The requests, known in military parlance as unfunded priority lists, were used to pad the defense budget with hardware civilian leaders didn't ask for and were standard practice until former Defense Secretary Robert Gates began intercepting them from the top brass before they went to lawmakers, according to an article by Mark Thompson of Time magazine.

Rep. Howard "Buck" McKeon, R-Calif., chairman of the House Armed Services Committee, recently asked the service chiefs, heads of the combatant commands and leaders of the National Guard Bureau for their lists after learning that President Barack Obama's soon-to-be-released budget request for fiscal 2015 will include some $56 billion in new spending, half for domestic programs and half for defense.

"Even the President acknowledges that the national security budget is insufficient to meet the threats we face; that is why he is sending us a list of requirements he needs but cannot fund," McKeon said in a recent statement.

"While I welcome his list, I am more interested in hearing directly from our service chiefs and commanders on their unfunded requirements rather than receiving an edited White House list tailored to scoring political points," he added.

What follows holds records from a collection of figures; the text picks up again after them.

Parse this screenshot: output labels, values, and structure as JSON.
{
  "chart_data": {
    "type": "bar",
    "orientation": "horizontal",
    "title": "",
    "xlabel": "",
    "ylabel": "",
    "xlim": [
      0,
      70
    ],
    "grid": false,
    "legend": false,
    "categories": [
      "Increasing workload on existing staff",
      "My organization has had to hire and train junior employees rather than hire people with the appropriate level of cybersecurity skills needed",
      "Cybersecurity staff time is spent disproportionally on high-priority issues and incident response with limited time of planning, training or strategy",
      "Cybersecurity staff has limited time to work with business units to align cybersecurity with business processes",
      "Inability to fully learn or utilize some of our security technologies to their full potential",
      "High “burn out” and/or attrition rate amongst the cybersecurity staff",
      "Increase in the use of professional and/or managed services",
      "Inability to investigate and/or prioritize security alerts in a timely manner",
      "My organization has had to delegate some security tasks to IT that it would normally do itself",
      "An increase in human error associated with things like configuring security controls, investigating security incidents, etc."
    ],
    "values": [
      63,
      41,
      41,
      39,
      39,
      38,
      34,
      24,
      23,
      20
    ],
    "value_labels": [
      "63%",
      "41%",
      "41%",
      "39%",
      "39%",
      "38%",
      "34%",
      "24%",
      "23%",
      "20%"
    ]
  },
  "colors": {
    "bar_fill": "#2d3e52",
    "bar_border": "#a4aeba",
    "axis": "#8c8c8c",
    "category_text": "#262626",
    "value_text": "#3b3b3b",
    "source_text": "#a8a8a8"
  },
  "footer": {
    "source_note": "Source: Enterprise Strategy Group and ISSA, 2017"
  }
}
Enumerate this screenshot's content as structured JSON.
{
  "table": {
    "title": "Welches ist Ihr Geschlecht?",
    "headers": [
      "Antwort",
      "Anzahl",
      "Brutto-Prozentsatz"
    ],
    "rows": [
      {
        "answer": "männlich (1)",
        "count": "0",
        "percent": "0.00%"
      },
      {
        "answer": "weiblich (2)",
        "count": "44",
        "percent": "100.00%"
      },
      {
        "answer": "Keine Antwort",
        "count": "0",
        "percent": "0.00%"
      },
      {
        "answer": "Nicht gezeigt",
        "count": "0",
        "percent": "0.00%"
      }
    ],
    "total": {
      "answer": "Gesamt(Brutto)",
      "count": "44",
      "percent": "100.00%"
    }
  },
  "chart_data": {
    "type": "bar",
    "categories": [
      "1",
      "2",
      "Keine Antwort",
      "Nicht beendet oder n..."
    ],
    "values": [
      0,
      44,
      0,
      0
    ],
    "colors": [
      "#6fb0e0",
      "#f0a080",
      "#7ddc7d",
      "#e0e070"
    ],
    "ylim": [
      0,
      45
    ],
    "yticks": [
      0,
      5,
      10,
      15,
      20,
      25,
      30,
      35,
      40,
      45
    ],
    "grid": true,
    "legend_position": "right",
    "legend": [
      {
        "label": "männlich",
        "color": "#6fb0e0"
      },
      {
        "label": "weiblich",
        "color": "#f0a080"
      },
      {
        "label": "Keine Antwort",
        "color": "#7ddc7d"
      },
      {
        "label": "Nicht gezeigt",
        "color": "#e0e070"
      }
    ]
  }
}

Defense Secretary Chuck Hagel is expected to outline the Pentagon's budget request for the fiscal year beginning Oct. 1 sometime next week, possibly Monday, before the spending plan's official March 4 release.

The Defense Department's base budget, which excludes war funding, is expected to be about $500 billion under congressional spending caps -- some $40 billion less than what the department previously budgeted for the year. Congress recently provided partial relief to automatic budget cuts known as sequestration over the next two years, but agencies still face spending reductions.